Bien que les données issues de ces travaux ne soient pas encore pleinement analysées, nous avons eu la surprise de voir certains juvéniles contrer avec succès des vitesses d’écoulement élevées. Pour compenser leur capacité de nage limitée, ils utiliseraient des zones de repos bien adaptées à leur petite taille : les creux des ondulations des ponceaux de métal, les zones de contre-courant provoquées par la jonction entre deux sections du ponceau ou encore, les abords des parois du tuyau. L’aptitude du poisson à en tirer profit influerait sur son succès de passage.
L’utilisation
Des images comme celles-ci nous permettent d’avoir un regard « au niveau » du poisson, de mieux visualiser, en temps réel, ce qui se passe à l’intérieur du ponceau. Combinées aux techniques de télémétrie, les images ajoutent à la compréhension des phénomènes étudiés.
La vidéo
Ce que vous allez voir ici vous semblera peut-être très anodin, mais observez bien... Remarquez d'abord mon geste, j'y dépose un jeune poisson dans les eaux du ponceau. C'est parti, le nageur doit remonter le courant, et il doit être très motivé. Ouf, réussi! Malin, il remonte en longeant la paroi là où les eaux sont moins puissantes.

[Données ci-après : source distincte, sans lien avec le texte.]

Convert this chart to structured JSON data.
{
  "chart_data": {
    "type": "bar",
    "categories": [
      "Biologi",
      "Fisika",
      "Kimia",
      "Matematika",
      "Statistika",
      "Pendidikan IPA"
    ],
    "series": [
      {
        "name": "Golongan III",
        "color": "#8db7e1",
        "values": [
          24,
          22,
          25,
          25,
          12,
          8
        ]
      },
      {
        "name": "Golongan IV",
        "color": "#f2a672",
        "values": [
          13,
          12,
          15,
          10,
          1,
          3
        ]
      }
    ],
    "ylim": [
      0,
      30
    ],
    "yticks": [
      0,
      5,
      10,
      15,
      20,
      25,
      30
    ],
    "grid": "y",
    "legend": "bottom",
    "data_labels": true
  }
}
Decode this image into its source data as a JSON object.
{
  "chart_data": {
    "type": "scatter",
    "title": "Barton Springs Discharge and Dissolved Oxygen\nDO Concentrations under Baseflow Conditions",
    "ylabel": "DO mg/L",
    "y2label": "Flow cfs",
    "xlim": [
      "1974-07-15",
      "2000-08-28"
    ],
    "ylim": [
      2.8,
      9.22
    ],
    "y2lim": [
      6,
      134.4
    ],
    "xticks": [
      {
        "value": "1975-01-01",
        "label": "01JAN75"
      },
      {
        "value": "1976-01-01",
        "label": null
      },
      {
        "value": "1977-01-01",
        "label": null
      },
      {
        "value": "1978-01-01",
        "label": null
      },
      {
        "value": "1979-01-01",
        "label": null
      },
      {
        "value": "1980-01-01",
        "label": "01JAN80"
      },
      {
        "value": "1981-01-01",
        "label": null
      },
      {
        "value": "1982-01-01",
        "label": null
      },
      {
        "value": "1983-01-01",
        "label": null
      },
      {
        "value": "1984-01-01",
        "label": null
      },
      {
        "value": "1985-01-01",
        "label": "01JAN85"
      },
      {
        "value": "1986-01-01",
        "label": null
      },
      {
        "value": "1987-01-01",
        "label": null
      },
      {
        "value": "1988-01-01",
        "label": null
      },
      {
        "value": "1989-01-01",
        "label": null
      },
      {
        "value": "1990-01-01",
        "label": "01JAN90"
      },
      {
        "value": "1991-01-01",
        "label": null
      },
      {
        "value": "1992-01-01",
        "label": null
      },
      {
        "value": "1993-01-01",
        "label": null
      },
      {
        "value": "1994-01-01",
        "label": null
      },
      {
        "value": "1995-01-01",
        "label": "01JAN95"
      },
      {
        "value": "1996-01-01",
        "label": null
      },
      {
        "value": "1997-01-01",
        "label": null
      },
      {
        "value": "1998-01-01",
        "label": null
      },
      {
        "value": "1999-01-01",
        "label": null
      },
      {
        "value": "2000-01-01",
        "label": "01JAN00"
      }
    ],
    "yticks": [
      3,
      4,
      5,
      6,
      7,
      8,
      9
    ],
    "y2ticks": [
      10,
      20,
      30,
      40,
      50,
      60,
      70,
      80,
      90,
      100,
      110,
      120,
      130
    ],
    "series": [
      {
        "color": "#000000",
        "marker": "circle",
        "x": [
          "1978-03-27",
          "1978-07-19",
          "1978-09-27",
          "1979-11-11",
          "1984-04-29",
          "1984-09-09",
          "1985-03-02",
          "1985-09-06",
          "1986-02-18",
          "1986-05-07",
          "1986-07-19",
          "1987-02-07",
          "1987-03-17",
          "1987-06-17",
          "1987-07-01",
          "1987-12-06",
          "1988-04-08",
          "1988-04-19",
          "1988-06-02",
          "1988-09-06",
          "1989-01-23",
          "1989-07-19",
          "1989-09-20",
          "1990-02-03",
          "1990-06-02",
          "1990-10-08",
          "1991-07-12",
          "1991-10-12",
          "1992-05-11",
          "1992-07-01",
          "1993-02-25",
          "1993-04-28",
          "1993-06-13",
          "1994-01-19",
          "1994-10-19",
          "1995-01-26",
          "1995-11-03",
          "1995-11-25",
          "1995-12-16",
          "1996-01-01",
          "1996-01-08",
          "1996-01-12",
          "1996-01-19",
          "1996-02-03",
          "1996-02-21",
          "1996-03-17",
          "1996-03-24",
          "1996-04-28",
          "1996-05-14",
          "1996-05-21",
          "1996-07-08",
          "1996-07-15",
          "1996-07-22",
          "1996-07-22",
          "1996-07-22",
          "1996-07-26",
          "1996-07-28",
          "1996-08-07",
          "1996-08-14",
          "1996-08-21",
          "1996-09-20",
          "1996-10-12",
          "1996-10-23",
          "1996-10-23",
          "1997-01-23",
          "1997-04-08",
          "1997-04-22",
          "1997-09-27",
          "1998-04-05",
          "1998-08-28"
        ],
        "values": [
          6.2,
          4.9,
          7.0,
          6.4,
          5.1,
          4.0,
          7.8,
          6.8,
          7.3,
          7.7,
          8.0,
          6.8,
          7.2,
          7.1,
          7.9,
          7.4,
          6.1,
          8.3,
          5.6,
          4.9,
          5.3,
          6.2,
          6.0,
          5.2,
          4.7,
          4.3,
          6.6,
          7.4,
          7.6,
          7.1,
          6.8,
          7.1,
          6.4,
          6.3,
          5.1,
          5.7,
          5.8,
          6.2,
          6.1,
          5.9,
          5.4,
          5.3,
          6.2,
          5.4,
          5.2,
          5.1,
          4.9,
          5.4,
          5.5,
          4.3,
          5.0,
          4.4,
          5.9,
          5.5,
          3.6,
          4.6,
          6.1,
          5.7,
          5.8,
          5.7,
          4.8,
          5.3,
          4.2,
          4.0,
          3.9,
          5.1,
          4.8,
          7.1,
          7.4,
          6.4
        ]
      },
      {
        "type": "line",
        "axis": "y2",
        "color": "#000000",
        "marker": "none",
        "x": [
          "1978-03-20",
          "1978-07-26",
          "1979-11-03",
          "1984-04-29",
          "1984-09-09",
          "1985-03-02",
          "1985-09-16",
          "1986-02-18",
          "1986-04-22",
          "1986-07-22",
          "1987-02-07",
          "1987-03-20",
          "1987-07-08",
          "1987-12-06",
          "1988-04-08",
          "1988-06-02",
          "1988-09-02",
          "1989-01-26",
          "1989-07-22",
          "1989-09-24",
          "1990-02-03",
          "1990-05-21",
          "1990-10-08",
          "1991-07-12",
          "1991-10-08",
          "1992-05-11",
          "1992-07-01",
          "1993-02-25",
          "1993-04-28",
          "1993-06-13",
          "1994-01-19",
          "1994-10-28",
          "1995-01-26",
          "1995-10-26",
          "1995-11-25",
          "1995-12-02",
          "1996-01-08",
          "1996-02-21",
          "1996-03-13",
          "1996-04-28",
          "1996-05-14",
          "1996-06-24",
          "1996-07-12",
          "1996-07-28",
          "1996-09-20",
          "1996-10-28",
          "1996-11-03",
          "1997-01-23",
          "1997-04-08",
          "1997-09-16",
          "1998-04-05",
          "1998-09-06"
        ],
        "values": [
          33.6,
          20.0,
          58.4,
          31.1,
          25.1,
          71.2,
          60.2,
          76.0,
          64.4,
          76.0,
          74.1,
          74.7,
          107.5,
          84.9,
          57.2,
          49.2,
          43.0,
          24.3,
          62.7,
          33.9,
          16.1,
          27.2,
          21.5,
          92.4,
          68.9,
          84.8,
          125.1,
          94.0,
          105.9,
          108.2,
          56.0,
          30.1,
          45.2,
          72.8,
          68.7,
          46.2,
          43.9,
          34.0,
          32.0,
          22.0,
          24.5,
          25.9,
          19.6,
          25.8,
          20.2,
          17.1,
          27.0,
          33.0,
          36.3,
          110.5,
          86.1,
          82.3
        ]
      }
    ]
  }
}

De telles images sont pour nous précieuses et relativement rares. Elles permettent d'analyser, par un procédé de traitement de l'image, les positions latérales et verticales du poisson dans l'aire d'écoulement (à gauche, à droite, plutôt au fond ou sous la surface). On peut ainsi déterminer plus précisément les vitesses d'écoulement que le poisson doit affronter en traversant le ponceau.
- Elsa Goerig
INRS - Centre Eau Terre Environnement
Elsa Goerig a obtenu un baccalauréat en géographie de l’Université Laval. Elle s’est intéressée à la question de la fragmentation des habitats aquatiques lors d’un stage à l’Institut national de la recherche scientifique (INRS). Puis, elle a poursuivi ses études au Centre Eau, Terre et Environnement de l’INRS, sous la supervision du professeur Normand Bergeron. Les travaux de recherche de son doctorat, effectués en partenariat avec le ministère des Transports et le ministère de la Faune du Québec, visent à approfondir les connaissances sur la capacité de nage de l’omble de fontaine ainsi que sur son aptitude à franchir les ponceaux sous différentes conditions hydrauliques et environnementales. Le résultats permettront de mieux évaluer la perméabilité des infrastructures routières et d’améliorer les normes de conception et d’installation des ponceaux en lien avec le libre passage du poisson. En d’autres mots, de mieux concilier le développement du réseau routier avec la préservation de l’intégrité des écosystèmes aquatiques.